La jeune femme à laquelle
Greta Gerwig prête ses traits dans
Frances Ha se révèle assez similaire au personnage titre qu’elle côtoyait dans l’excellent
Greenberg de 2010. Il faut dire que les protagonistes des films de
Noah Baumbach ont toujours été poussés à faire un - ou plusieurs - pas en avant, à sortir de leur zone de confort ou à se libérer du marasme qui semble les contenir. Une série d’étapes que surmonteront lentement, mais sûrement, ces individus cherchant à comprendre les rudiments de l’âge adulte, eux qui devront alors répondre à de multiples remises en question, desquelles ressortira la nécessité de remettre de l’ordre dans une existence paraissant au point mort. C’était le cas également - dans une tout autre mesure - du personnage qu’interprétait
Jesse Eisenberg dans
The Squid and the Whale, qui cherchait pour sa part à gagner prématurément en maturité en s’inspirant d’un père qu’il aura parfois idolâtré pour les mauvaises raisons. Oeuvre plus symbolique pour l’actrice que pour le réalisateur, il ressort de
Frances Ha le dur constat de la perte des illusions d’une génération de jeunes adultes aspirant à un mode de vie qu’ils voient défiler depuis toujours dans les arts et les médias - et désormais dans les réseaux sociaux -, mais auquel la vaste majorité n’aura jamais accès. Ces derniers cherchent à faire leur place dans différents milieux artistiques n’étant plus en aussi bonne santé qu’à une certaine époque, se démenant pour adhérer à une routine nourrie à l’ironie et à la nostalgie d’une époque à laquelle ils auraient voulu appartenir, et qu’ils tentent à présent de recréer dans un monde où les règles ont toutefois bien changé.
Avec
Frances Ha, Gerwig continue de mener cette vague d’actrices, regroupant notamment les
Brit Marling,
Zoe Kazan et
Rashida Jones, qui auront tenté de s’imposer au cours des dernières années dans le milieu du cinéma indépendant américain en faisant également valoir leurs talents de scénaristes. Avec l’aide de Baumbach, la comédienne aura su éviter les nombreux pièges qui auraient pu écraser son histoire sous le poids d’un ton lamentable et teinté d’égocentrisme. Heureusement, le duo aura trouvé le moyen de tirer de sa prémisse un récit drôle, touchant et on ne peut plus sincère, résultat de la superbe chimie s’opérant entre le vétéran et sa nouvelle complice, et ce, aussi bien devant que derrière la caméra. À l’écran, Gerwig incarne une jeune femme cherchant à faire sa place dans le milieu de la danse dont l’univers sera mis sens dessus dessous lorsque sa meilleure amie Sophie (
Mickey Sumner) décidera de ne pas renouveler le bail de leur appartement pour aller vivre dans un quartier plus huppé de la Grosse Pomme.

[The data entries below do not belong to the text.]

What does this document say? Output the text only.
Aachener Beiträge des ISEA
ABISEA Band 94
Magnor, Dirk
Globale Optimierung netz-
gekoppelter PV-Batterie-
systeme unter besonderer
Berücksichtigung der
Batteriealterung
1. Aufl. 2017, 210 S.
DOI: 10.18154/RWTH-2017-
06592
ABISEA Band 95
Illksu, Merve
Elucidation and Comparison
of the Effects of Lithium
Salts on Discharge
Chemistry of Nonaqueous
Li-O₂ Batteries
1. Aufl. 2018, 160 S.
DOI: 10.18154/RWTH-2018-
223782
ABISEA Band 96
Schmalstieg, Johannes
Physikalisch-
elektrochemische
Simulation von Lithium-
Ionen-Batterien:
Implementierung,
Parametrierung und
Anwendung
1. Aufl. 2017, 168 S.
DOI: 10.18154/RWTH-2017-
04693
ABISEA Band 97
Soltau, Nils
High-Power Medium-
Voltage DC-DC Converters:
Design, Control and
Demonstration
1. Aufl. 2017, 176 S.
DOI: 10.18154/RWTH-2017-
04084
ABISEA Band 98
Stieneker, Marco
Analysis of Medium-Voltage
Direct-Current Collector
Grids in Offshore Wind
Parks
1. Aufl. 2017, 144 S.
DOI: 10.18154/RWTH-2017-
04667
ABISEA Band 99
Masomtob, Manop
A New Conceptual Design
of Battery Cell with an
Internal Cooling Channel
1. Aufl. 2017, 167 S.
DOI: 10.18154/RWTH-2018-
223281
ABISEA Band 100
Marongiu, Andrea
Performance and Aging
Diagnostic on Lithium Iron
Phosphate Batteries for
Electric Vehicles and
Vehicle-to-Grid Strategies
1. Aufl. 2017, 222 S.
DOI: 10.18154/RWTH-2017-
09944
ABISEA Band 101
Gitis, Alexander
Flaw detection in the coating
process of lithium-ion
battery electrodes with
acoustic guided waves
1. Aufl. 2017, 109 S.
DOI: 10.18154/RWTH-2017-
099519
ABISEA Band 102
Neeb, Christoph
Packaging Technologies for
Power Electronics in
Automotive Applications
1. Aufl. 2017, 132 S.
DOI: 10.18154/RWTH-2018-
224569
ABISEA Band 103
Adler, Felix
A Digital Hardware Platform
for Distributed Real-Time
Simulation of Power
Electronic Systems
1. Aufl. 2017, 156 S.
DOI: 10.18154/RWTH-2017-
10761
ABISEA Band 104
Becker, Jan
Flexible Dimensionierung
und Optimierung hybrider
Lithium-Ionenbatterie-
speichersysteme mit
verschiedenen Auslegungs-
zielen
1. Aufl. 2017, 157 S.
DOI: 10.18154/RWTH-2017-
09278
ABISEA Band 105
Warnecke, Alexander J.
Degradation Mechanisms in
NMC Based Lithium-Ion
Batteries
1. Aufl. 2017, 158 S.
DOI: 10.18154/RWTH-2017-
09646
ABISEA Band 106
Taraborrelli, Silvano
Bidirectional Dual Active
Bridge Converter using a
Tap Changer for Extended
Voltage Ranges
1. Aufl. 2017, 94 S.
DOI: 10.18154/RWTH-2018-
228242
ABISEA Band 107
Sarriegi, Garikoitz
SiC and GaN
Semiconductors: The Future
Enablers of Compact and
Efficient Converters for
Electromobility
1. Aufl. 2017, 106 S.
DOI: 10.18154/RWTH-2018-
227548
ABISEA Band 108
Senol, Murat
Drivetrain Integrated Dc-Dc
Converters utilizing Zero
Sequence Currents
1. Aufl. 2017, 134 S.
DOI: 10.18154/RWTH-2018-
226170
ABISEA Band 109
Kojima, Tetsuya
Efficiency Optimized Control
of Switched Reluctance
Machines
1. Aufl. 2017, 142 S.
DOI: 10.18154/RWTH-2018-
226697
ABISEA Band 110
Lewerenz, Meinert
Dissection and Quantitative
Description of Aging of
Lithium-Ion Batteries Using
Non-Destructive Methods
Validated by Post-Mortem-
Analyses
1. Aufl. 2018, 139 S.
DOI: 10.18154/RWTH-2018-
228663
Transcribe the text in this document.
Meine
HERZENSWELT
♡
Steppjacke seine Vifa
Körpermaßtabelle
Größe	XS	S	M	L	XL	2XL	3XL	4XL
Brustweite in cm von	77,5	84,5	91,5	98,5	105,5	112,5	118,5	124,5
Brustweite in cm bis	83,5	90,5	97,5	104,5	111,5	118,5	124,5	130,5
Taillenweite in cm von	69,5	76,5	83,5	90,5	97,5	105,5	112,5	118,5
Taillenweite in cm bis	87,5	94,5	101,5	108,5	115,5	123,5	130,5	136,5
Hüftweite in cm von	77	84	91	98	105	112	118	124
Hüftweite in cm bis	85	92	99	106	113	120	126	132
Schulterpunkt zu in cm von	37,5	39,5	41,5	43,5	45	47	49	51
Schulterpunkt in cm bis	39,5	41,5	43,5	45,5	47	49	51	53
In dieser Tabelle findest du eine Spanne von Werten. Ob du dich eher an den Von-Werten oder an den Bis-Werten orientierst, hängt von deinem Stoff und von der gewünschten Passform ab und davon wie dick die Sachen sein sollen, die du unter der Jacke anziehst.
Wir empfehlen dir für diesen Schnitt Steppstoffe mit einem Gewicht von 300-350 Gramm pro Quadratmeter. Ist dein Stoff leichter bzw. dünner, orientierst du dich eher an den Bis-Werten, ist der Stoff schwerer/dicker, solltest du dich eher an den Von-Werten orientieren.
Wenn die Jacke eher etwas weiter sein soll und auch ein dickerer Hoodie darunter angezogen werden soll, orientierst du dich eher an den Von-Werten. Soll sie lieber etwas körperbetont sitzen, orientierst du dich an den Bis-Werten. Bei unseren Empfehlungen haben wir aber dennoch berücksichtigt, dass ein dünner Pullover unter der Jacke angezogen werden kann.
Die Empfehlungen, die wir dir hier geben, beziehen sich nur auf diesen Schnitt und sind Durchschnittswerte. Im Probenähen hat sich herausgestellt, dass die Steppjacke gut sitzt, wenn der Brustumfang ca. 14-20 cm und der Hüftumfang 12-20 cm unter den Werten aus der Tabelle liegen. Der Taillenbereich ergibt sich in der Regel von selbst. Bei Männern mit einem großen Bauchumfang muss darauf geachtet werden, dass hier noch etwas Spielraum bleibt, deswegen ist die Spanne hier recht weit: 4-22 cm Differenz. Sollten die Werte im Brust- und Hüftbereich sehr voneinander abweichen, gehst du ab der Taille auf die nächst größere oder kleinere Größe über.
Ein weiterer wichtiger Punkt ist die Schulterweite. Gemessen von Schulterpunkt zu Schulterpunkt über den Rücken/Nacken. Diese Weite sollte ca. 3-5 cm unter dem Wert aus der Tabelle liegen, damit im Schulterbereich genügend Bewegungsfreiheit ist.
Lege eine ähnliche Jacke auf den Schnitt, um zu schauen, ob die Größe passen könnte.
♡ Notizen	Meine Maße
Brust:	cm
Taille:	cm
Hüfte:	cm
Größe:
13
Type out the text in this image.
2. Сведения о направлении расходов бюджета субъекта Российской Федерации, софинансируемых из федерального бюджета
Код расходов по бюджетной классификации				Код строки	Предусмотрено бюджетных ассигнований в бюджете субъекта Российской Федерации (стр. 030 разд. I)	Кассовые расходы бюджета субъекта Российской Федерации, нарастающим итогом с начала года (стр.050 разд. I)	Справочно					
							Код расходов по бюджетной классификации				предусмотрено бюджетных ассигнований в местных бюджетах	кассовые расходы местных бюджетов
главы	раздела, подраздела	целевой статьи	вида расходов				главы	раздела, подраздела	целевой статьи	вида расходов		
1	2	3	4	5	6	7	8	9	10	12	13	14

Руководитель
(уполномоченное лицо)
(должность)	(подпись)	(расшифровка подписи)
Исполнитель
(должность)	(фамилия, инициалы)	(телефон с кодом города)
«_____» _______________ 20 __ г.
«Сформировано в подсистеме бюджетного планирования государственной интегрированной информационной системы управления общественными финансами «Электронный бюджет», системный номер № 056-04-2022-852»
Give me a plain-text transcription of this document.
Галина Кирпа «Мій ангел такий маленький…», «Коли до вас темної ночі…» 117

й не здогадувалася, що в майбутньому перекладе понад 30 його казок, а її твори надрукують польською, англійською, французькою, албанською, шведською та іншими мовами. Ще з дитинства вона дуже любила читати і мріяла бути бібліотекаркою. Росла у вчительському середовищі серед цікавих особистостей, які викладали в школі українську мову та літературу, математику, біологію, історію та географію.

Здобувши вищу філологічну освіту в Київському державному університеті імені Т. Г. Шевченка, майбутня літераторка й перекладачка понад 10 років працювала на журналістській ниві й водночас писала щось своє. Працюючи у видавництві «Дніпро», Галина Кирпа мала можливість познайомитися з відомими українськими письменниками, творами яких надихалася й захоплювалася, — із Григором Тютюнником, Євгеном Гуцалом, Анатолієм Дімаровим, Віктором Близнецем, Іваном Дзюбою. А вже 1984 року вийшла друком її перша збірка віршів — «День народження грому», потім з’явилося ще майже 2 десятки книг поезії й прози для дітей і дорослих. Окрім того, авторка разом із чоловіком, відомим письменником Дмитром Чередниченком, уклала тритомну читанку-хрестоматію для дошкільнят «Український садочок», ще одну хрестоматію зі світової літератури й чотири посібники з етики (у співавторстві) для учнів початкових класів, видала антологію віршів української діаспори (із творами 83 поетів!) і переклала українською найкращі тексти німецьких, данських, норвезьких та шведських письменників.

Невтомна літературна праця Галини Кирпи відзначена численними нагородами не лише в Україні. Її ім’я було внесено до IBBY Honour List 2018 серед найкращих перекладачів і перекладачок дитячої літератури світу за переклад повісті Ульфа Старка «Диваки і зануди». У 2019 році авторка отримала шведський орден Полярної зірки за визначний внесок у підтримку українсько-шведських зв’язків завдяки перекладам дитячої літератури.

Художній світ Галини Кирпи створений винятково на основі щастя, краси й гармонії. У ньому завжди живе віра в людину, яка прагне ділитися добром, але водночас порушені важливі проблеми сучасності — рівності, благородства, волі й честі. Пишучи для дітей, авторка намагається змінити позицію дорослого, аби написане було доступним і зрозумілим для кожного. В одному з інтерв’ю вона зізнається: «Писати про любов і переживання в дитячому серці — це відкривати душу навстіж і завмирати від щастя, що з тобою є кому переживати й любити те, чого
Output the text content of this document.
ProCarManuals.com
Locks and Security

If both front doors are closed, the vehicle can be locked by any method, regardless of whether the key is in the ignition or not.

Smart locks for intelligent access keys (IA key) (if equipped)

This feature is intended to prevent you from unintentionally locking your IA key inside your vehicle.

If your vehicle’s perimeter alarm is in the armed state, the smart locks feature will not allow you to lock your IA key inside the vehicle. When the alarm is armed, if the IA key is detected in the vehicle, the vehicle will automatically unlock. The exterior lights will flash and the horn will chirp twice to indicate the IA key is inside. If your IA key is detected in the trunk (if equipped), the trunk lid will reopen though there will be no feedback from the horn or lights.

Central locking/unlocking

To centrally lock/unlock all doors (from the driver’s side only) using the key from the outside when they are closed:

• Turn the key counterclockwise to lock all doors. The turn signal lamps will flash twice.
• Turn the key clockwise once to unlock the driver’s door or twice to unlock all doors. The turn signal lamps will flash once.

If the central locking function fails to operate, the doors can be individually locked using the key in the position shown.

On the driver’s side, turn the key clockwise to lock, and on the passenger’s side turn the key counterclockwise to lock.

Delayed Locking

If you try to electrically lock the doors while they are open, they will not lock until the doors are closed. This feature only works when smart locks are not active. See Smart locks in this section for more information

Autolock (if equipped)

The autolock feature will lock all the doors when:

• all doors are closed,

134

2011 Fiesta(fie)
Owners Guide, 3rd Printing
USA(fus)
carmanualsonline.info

Une nouvelle qui surviendra au moment où Frances viendra tout juste de refuser d’emménager avec son petit ami, décision qui mènera d’autant plus à leur séparation. La jeune femme devra dès lors refaire périodiquement son nid dans l’appartement de quelqu’un d’autre, le positionnement de chacun de ces logis étant du coup employé comme baromètre de la condition sociale et financière du protagoniste. Tandis que la situation de Frances semblera de plus en plus précaire, celle-ci côtoiera des gens entretenant un rapport assez peu réfléchi avec l’argent, tendance d’une génération suivant ses impulsions en ne tenant pas toujours compte des conséquences qu’elles pourraient entraîner à court comme à long terme.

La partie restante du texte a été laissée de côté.